Of late engineers have, in effect, been undoing with levels and scoops and
dredges what nature did in a mighty upheaval. They are practically tipping
the bowls back the other way and so making currents to run down the old
channel toward the gulf through the valleys of the Des Plaines and the
Illinois to the Mississippi.
And so that dream which the dying _Griffin_ spoke to the lake, and the
lake to the rivers in the time of flood--when intercommunication was
possible--is to be realized, except that steam or electricity will take
the place of winds, and screws of sails. [Footnote: Herbert Quick,
"American Inland Waterways," New York, 1909.]

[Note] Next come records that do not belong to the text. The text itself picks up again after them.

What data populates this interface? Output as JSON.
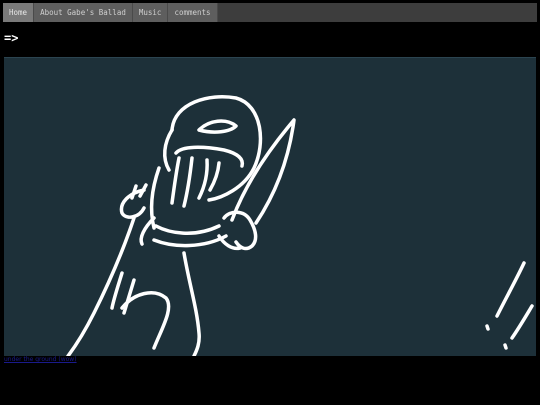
{
  "nav": {
    "items": [
      {
        "label": "Home"
      },
      {
        "label": "About Gabe's Ballad"
      },
      {
        "label": "Music"
      },
      {
        "label": "comments"
      }
    ]
  },
  "page": {
    "next_arrow": "=>"
  },
  "footer": {
    "link_text": "under the ground (wow)"
  },
  "colors": {
    "panel_bg": "#1d3039",
    "page_bg": "#000000",
    "nav_bg": "#3d3d3d",
    "drawing_stroke": "#ffffff"
  }
}
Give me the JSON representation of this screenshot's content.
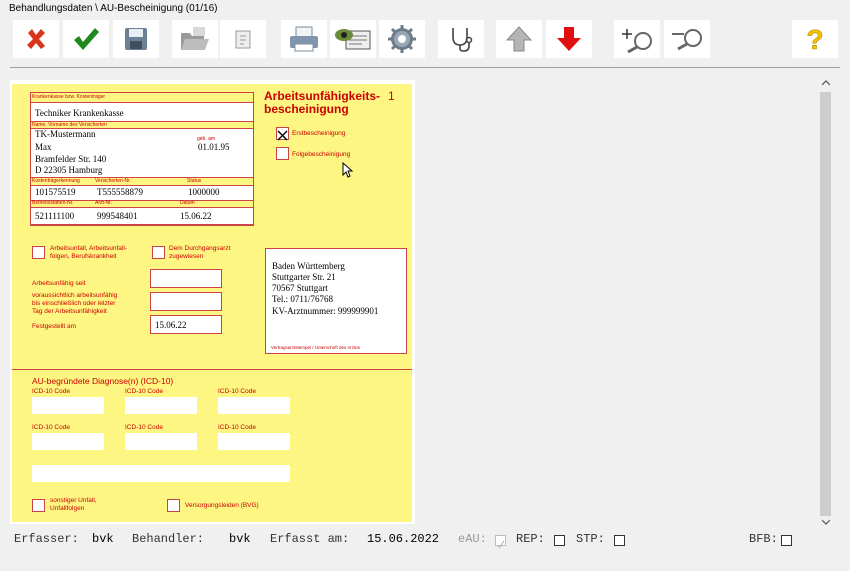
{
  "window": {
    "title": "Behandlungsdaten \\ AU-Bescheinigung (01/16)"
  },
  "toolbar": {
    "buttons": [
      "cancel",
      "confirm",
      "save",
      "open-folder",
      "document",
      "print",
      "view",
      "settings",
      "stethoscope",
      "up",
      "down",
      "zoom-in",
      "zoom-out",
      "help"
    ],
    "colors": {
      "cancel": "#d9331a",
      "confirm": "#1e8a1e",
      "down": "#e01010",
      "help": "#f2c200"
    }
  },
  "form": {
    "number": "1",
    "title_line1": "Arbeitsunfähigkeits-",
    "title_line2": "bescheinigung",
    "insurer_label": "Krankenkasse bzw. Kostenträger",
    "insurer": "Techniker Krankenkasse",
    "name_label": "Name, Vorname des Versicherten",
    "last_name": "TK-Mustermann",
    "first_name": "Max",
    "dob_label": "geb. am",
    "dob": "01.01.95",
    "street": "Bramfelder Str. 140",
    "city": "D 22305 Hamburg",
    "kassen_label": "Kostenträgerkennung",
    "kassen_nr": "101575519",
    "versicherten_label": "Versicherten-Nr.",
    "versicherten_nr": "T555558879",
    "status_label": "Status",
    "status": "1000000",
    "betriebs_label": "Betriebsstätten-Nr.",
    "betriebs_nr": "521111100",
    "arzt_label": "Arzt-Nr.",
    "arzt_nr": "999548401",
    "datum_label": "Datum",
    "datum": "15.06.22",
    "erst_label": "Erstbescheinigung",
    "erst_checked": true,
    "folge_label": "Folgebescheinigung",
    "folge_checked": false,
    "arbeitsunfall_label_1": "Arbeitsunfall, Arbeitsunfall-",
    "arbeitsunfall_label_2": "folgen, Berufskrankheit",
    "durchgangsarzt_label_1": "Dem Durchgangsarzt",
    "durchgangsarzt_label_2": "zugewiesen",
    "au_seit_label": "Arbeitsunfähig seit",
    "au_bis_label_1": "voraussichtlich arbeitsunfähig",
    "au_bis_label_2": "bis einschließlich oder letzter",
    "au_bis_label_3": "Tag der Arbeitsunfähigkeit",
    "festgestellt_label": "Festgestellt am",
    "festgestellt": "15.06.22",
    "doctor_line1": "Baden Württemberg",
    "doctor_line2": "Stuttgarter Str. 21",
    "doctor_line3": "70567 Stuttgart",
    "doctor_line4": "Tel.: 0711/76768",
    "doctor_line5": "KV-Arztnummer: 999999901",
    "stamp_label": "Vertragsarztstempel / Unterschrift des Arztes",
    "diagnose_title": "AU-begründete Diagnose(n) (ICD-10)",
    "icd_label": "ICD-10 Code",
    "sonstiger_label_1": "sonstiger Unfall,",
    "sonstiger_label_2": "Unfallfolgen",
    "versorgung_label": "Versorgungsleiden (BVG)"
  },
  "status": {
    "erfasser_label": "Erfasser:",
    "erfasser": "bvk",
    "behandler_label": "Behandler:",
    "behandler": "bvk",
    "erfasst_label": "Erfasst am:",
    "erfasst": "15.06.2022",
    "eau_label": "eAU:",
    "rep_label": "REP:",
    "stp_label": "STP:",
    "bfb_label": "BFB:"
  }
}
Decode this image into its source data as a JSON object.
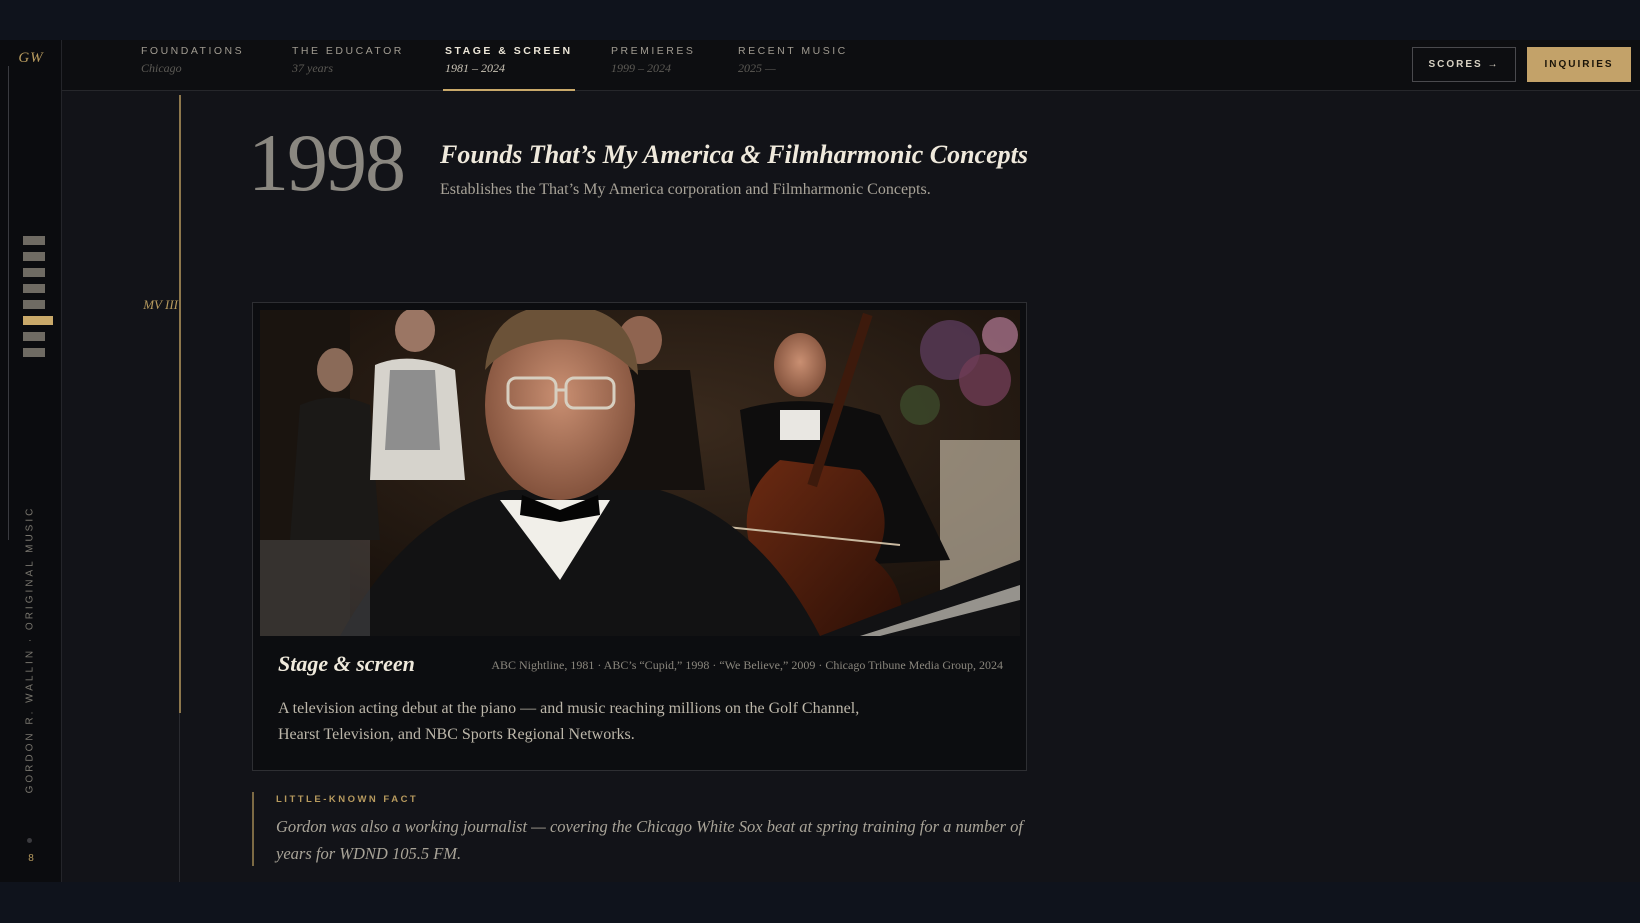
{
  "rail": {
    "logo": "GW",
    "vertical_text": "GORDON R. WALLIN · ORIGINAL MUSIC",
    "page_number": "8",
    "movement_count": 8,
    "active_movement": 6
  },
  "nav": {
    "items": [
      {
        "title": "FOUNDATIONS",
        "subtitle": "Chicago"
      },
      {
        "title": "THE EDUCATOR",
        "subtitle": "37 years"
      },
      {
        "title": "STAGE & SCREEN",
        "subtitle": "1981 – 2024"
      },
      {
        "title": "PREMIERES",
        "subtitle": "1999 – 2024"
      },
      {
        "title": "RECENT MUSIC",
        "subtitle": "2025 —"
      }
    ],
    "active_index": 2,
    "scores_label": "SCORES →",
    "inquiries_label": "INQUIRIES"
  },
  "event": {
    "year": "1998",
    "title": "Founds That’s My America & Filmharmonic Concepts",
    "description": "Establishes the That’s My America corporation and Filmharmonic Concepts.",
    "movement_label": "MV III"
  },
  "card": {
    "title": "Stage & screen",
    "credits": "ABC Nightline, 1981 · ABC’s “Cupid,” 1998 · “We Believe,” 2009 · Chicago Tribune Media Group, 2024",
    "body": "A television acting debut at the piano — and music reaching millions on the Golf Channel, Hearst Television, and NBC Sports Regional Networks."
  },
  "fact": {
    "label": "LITTLE-KNOWN FACT",
    "text": "Gordon was also a working journalist — covering the Chicago White Sox beat at spring training for a number of years for WDND 105.5 FM."
  },
  "colors": {
    "accent_gold": "#c3a269",
    "background": "#121318",
    "rail": "#0b0c0f"
  }
}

Meanwhile a great battle of the lakes is waging--a battle of levels, it
might better be called, between those, on the one side, who wish to
maintain the grandeur of Niagara much as it was when Hennepin first
pictured it, and with them those who for utilitarian reasons do not wish
its thunderous volume diminished, except, perhaps, for their local uses,
and those also who fear disaster to their harbors and canals all around
the lakes, deepened at great expense, if water is led away toward the
Mississippi; and, on the other side, the public health of millions at the
western end of the lakes and the commercial hopes of other millions in the
Mississippi Valley waiting for the _Griffins_ of the lakes to come with
more generous prices for their produce and bring to their doors what the
rest of the world has now to send to them by the more expensive railroad.